If the number of politicians at a discussion on environmental issues is a measure of the effort Pakistan’s political parties are willing to put in to preserve the environment, the odds are not so good.
Environmentalists outnumbered politicians at a “Dialogue Highlighting Environment on the Elections Agenda in Pakistan” on Wednesday, organised by the International Union for Conservation of Nature (IUCN).
Perhaps because the timing of the dialogue clashed with the scrutiny of nomination papers, representatives of the Pakistan Peoples Party and Muttahida Qaumi Movement did not attend the dialogue. Politicians from the Pakistan Muslim League-Nawaz (PML-N), Pakistan Tehrik-e-Insaf (PTI) and the Jamat-e-Islami did participate but could not convince the experts and audience members about their seriousness regarding environmental issues.
PML-N Senator Zafar Ali Shah deflected questions about his party’s plans to engage industrialists and the business community, considered part of PML-N’s vote bank, who consider environmental preservation a liability rather than a responsibility.
The two political heavyweights, PPP and PML-N, underline environment, agriculture and food security in their manifestos but their environmental policy is a rehash of past rhetoric that has often failed at the implementation stage.
PTI will try to mainstream environmental issues by pushing for a “green economy” that leads to job creation, Malik Amin Aslam, former state minister for environment and now a PTI leader, said at the dialogue.
Through several sector-based initiatives, including “small-scale sustainable farming”, “eco-tourism promotion” and water storage, at the union council level, PTI claims it can create five million jobs in five years, if elected. Despite its potential, the PTI’s “green economy” plan seems idealistic because it assumes there will be neither bureaucratic hurdles nor resistance from industrialists.
Environmental experts suggested political parties start small and integrate environmental conservation measures in basic projects at the village level.
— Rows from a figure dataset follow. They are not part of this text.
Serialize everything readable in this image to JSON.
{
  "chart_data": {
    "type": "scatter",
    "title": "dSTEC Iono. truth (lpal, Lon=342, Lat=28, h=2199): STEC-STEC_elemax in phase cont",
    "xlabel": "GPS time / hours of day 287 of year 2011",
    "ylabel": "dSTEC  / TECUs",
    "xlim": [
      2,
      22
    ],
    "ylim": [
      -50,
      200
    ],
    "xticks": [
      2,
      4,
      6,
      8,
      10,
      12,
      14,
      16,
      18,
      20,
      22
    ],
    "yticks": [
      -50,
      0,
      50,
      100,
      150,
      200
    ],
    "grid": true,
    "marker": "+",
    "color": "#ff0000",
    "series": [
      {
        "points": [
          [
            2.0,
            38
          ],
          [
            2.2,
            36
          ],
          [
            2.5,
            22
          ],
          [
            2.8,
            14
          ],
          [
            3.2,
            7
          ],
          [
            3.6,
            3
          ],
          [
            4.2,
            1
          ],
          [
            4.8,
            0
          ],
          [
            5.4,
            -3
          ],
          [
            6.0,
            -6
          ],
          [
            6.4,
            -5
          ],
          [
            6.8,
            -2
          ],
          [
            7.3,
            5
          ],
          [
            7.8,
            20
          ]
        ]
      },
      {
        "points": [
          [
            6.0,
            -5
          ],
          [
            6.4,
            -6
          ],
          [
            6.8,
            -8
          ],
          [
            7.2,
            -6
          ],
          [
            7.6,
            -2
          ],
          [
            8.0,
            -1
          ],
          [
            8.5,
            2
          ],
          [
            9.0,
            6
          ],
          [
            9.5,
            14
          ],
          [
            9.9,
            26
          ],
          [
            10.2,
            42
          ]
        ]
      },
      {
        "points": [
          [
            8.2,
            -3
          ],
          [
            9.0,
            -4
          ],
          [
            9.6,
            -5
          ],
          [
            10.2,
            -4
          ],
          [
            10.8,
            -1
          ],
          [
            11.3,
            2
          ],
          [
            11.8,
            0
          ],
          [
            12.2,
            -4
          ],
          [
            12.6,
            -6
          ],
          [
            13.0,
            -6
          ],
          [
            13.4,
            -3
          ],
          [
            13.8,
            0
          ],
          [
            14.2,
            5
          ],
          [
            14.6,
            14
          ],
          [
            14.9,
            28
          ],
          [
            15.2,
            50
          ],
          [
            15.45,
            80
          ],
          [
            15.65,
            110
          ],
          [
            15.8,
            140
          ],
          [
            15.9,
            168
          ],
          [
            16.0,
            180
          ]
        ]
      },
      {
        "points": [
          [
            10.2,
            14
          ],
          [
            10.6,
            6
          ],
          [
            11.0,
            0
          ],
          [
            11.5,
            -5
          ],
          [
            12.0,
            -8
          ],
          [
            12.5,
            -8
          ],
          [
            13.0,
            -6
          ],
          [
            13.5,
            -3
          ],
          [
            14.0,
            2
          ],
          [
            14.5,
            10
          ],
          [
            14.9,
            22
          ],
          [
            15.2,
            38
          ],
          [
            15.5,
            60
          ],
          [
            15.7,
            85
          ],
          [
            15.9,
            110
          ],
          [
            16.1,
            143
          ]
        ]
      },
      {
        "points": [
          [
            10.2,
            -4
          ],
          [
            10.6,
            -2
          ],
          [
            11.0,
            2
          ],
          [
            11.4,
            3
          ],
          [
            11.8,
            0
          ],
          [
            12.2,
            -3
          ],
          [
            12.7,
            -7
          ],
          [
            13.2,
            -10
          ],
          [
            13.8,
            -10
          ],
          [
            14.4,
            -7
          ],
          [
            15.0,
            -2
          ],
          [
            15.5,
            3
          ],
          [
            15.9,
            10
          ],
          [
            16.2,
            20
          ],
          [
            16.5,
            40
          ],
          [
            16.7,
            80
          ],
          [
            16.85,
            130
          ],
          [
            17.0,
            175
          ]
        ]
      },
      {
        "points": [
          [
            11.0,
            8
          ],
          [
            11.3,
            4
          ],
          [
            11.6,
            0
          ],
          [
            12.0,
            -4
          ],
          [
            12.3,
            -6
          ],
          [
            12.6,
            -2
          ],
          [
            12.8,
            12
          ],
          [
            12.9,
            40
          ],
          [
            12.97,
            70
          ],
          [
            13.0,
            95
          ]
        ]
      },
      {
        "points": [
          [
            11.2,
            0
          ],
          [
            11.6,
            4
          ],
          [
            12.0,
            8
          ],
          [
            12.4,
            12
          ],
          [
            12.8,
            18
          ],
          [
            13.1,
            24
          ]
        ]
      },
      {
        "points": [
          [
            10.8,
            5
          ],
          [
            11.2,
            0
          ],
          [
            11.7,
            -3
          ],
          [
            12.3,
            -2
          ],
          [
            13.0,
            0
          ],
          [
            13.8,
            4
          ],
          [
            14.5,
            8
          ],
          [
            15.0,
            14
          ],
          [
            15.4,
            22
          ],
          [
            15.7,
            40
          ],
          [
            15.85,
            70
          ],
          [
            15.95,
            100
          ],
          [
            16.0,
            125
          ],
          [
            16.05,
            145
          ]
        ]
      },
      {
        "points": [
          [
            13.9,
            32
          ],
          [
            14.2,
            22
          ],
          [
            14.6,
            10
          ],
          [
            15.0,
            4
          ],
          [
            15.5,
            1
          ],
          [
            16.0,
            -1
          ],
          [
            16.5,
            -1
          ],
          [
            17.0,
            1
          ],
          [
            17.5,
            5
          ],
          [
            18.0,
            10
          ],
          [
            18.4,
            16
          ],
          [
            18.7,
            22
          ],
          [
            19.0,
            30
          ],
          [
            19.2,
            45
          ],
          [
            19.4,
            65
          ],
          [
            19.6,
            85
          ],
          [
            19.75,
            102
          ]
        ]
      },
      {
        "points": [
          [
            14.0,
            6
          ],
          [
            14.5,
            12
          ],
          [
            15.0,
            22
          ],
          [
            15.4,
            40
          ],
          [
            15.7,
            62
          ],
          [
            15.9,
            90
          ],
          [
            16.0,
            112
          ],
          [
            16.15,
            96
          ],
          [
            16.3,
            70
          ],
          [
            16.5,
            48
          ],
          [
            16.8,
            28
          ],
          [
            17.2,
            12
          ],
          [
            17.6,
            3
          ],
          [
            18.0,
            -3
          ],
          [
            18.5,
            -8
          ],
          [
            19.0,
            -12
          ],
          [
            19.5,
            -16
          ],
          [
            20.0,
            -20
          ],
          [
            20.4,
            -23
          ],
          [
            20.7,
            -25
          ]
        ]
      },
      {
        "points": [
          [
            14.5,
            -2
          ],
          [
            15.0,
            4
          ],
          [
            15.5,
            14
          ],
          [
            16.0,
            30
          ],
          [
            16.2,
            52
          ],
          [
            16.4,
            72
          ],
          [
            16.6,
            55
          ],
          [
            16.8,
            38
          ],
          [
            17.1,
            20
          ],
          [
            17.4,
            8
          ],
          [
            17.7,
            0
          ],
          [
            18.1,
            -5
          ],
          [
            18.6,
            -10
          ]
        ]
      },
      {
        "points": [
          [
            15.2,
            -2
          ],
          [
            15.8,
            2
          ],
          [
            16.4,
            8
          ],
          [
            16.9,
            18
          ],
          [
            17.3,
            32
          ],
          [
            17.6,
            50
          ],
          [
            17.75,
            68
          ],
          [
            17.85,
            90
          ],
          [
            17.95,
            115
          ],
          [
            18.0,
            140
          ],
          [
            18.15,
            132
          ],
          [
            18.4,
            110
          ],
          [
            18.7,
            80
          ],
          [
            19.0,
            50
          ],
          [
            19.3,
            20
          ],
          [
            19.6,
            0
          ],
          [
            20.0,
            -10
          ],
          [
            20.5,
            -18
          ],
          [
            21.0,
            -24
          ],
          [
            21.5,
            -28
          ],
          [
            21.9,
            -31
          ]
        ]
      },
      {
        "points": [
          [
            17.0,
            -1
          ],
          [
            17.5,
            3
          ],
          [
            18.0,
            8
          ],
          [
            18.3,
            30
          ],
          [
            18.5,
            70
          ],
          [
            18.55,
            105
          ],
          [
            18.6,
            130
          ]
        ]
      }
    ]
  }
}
The devolution of environmental issues after the 18th Amendment also came under fire at the dialogue. Aslam said the decentralisation of environmental affairs was a “mistake” and these issues should be handled at the federal level. Other speakers said the provinces lacked the capacity to monitor and enforce environmental laws.
During the question and answer session, audience members emphasised the need for sustainable use of natural resources and adoption of renewable energy. Participants raised important questions about the economy-environment paradox and preventing elected representatives from forcibly overriding environment impact assessments for their pet projects. But most of these questions went unanswered. The panellists said they would continue to build pressure on political parties for preserving the environment.
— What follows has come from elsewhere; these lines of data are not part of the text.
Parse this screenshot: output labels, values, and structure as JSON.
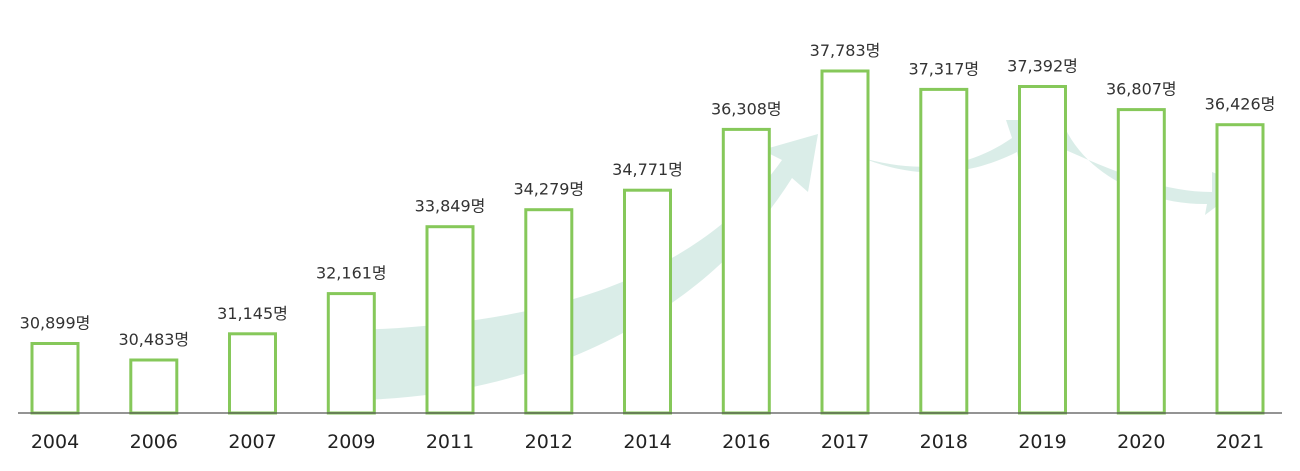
{
  "chart_data": {
    "type": "bar",
    "categories": [
      "2004",
      "2006",
      "2007",
      "2009",
      "2011",
      "2012",
      "2014",
      "2016",
      "2017",
      "2018",
      "2019",
      "2020",
      "2021"
    ],
    "values": [
      30899,
      30483,
      31145,
      32161,
      33849,
      34279,
      34771,
      36308,
      37783,
      37317,
      37392,
      36807,
      36426
    ],
    "value_labels": [
      "30,899명",
      "30,483명",
      "31,145명",
      "32,161명",
      "33,849명",
      "34,279명",
      "34,771명",
      "36,308명",
      "37,783명",
      "37,317명",
      "37,392명",
      "36,807명",
      "36,426명"
    ],
    "title": "",
    "xlabel": "",
    "ylabel": "",
    "grid": false,
    "colors": {
      "bar_outline": "#86c85a",
      "trend_arrow": "#d6ebe6",
      "baseline": "#555555"
    }
  }
}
Earlier, Ahmad Saeed, programme manager of the IUCN’s National Impact Assessment Programme, urged the need for integrating environment preservation in planning and development of public projects, during a presentation.
Saeed said Pakistan loses around Rs365 billion annually to environmental degradation according to a 2006 World Bank report. He said governance and slow implementation have rendered existing policies and impact-assessment strategies ineffective.
Published in The Express Tribune, April 4th, 2013.